Um grupo de jovens brasileiros na robótica, com idades entre 13 e 16 anos, levou para a China uma ideia criada em Ananindeua, no Pará: usar tecnologia para aproximar pessoas de peças arqueológicas sem colocar os objetos originais em risco.
A solução foi desenvolvida pela equipe Born to Fight, da Escola SESI Ananindeua. Batizado de Relicário Amazônia, o projeto combina impressão 3D e tecnologia NFC para produzir réplicas de artefatos e oferecer informações sobre a história de cada peça.

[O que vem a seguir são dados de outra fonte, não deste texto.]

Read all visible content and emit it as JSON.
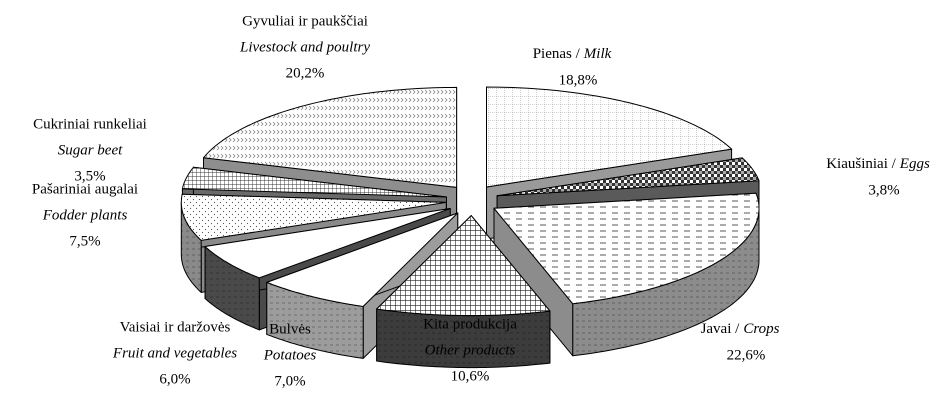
{
  "chart_data": {
    "type": "pie3d",
    "categories": [
      "Pienas /",
      "Kiaušiniai /",
      "Javai /",
      "Kita produkcija",
      "Bulvės",
      "Vaisiai ir daržovės",
      "Pašariniai augalai",
      "Cukriniai runkeliai",
      "Gyvuliai ir paukščiai"
    ],
    "categories_en": [
      "Milk",
      "Eggs",
      "Crops",
      "Other products",
      "Potatoes",
      "Fruit and vegetables",
      "Fodder plants",
      "Sugar beet",
      "Livestock and poultry"
    ],
    "values": [
      18.8,
      3.8,
      22.6,
      10.6,
      7.0,
      6.0,
      7.5,
      3.5,
      20.2
    ],
    "value_labels": [
      "18,8%",
      "3,8%",
      "22,6%",
      "10,6%",
      "7,0%",
      "6,0%",
      "7,5%",
      "3,5%",
      "20,2%"
    ],
    "colors": [
      "#9a9a9a",
      "#5a5a5a",
      "#8c8c8c",
      "#3c3c3c",
      "#9c9c9c",
      "#4a4a4a",
      "#8a8a8a",
      "#6a6a6a",
      "#8e8e8e"
    ]
  }
}
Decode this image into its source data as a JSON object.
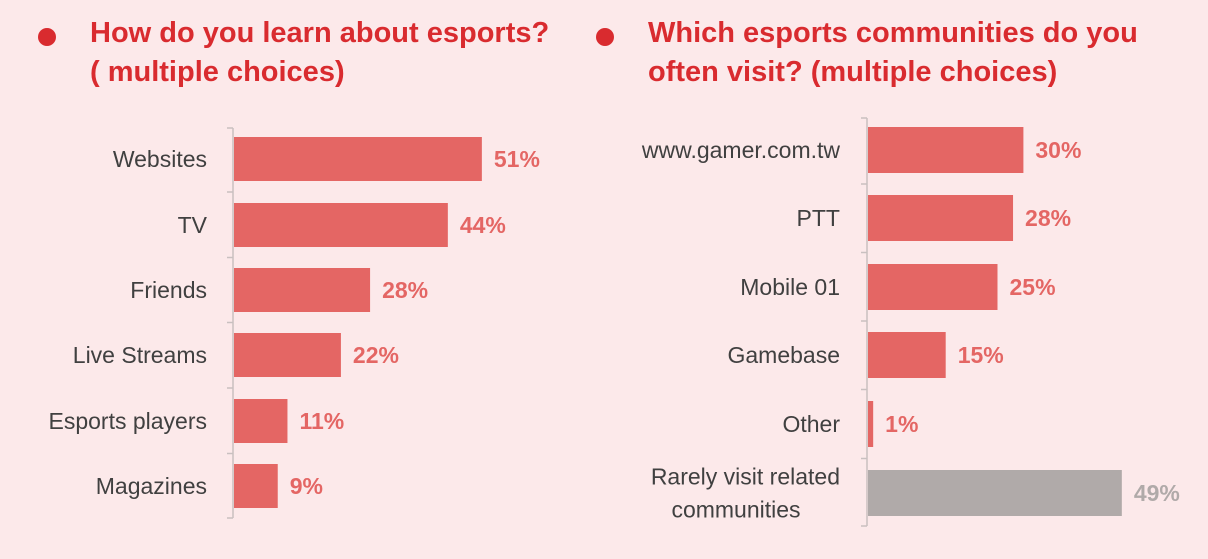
{
  "colors": {
    "background": "#fce9ea",
    "accent": "#d92b2f",
    "bar": "#e46664",
    "bar_muted": "#b0aaa9",
    "value_label": "#e46664",
    "value_label_muted": "#b0aaa9",
    "axis": "#c9c0c0"
  },
  "charts": {
    "left": {
      "title_line1": "How do you learn about esports?",
      "title_line2": "( multiple choices)"
    },
    "right": {
      "title_line1": "Which esports communities do you",
      "title_line2": "often visit? (multiple choices)"
    }
  },
  "chart_data": [
    {
      "type": "bar",
      "orientation": "horizontal",
      "title": "How do you learn about esports? ( multiple choices)",
      "categories": [
        "Websites",
        "TV",
        "Friends",
        "Live Streams",
        "Esports players",
        "Magazines"
      ],
      "values": [
        51,
        44,
        28,
        22,
        11,
        9
      ],
      "value_labels": [
        "51%",
        "44%",
        "28%",
        "22%",
        "11%",
        "9%"
      ],
      "grid": false,
      "legend": "none"
    },
    {
      "type": "bar",
      "orientation": "horizontal",
      "title": "Which esports communities do you often visit? (multiple choices)",
      "categories": [
        [
          "www.gamer.com.tw"
        ],
        [
          "PTT"
        ],
        [
          "Mobile 01"
        ],
        [
          "Gamebase"
        ],
        [
          "Other"
        ],
        [
          "Rarely visit related",
          "communities"
        ]
      ],
      "values": [
        30,
        28,
        25,
        15,
        1,
        49
      ],
      "value_labels": [
        "30%",
        "28%",
        "25%",
        "15%",
        "1%",
        "49%"
      ],
      "highlight": [
        true,
        true,
        true,
        true,
        true,
        false
      ],
      "grid": false,
      "legend": "none"
    }
  ]
}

O trabalho ajudou os estudantes a conquistar o Champions Award, principal prêmio do FIRST LEGO League Asia Open Championship 2026, realizado em Pequim. A equipe ficou em primeiro lugar entre 160 times de 30 países e regiões.
Foi a primeira participação de uma equipe paraense em um mundial da modalidade. Mais do que premiar o desempenho dos robôs, a competição avalia também inovação, projeto técnico, colaboração e a capacidade de encontrar soluções para problemas reais.
Jovens brasileiros na robótica tornam arqueologia mais acessível
A ideia surgiu a partir do tema da temporada da FIRST LEGO League, dedicado à arqueologia. Os estudantes partiram de uma dificuldade conhecida por museus e instituições de preservação: muitos artefatos precisam permanecer protegidos e não podem ser tocados pelo público.
Com a impressão 3D, a equipe consegue criar réplicas que podem ser manuseadas sem desgaste das peças originais. O recurso também permite que pessoas com deficiência visual conheçam formas, volumes e detalhes por meio do toque.
A tecnologia NFC completa a experiência. Ao aproximar um celular da réplica, o visitante pode acessar informações sobre a origem, o contexto histórico e a importância cultural do objeto.
Trabalho começou antes da viagem à China
O resultado internacional veio depois de outras etapas. Em março de 2026, durante a disputa nacional realizada em São Paulo, a Born to Fight recebeu o Prêmio Niède Guidon de melhor Projeto de Inovação do Brasil e ficou em primeiro lugar em Design do Robô.
A trajetória, porém, é mais antiga. Em 2024, a equipe do SESI Ananindeua já havia conquistado o Champions Award de uma etapa regional da FIRST LEGO League e liderado também a categoria de Desempenho do Robô.
Na China, o reconhecimento não ficou restrito aos estudantes. Cleibson Magalhães, coordenador de Robótica das Escolas SESI, também recebeu o Outstanding Coach Award pelo trabalho de orientação.
A vitória coloca os jovens brasileiros na robótica diante de um resultado que vai além do troféu: o projeto desenvolvido em uma escola do Pará mostrou uma aplicação prática para tornar patrimônio histórico mais acessível, enquanto preserva as peças originais.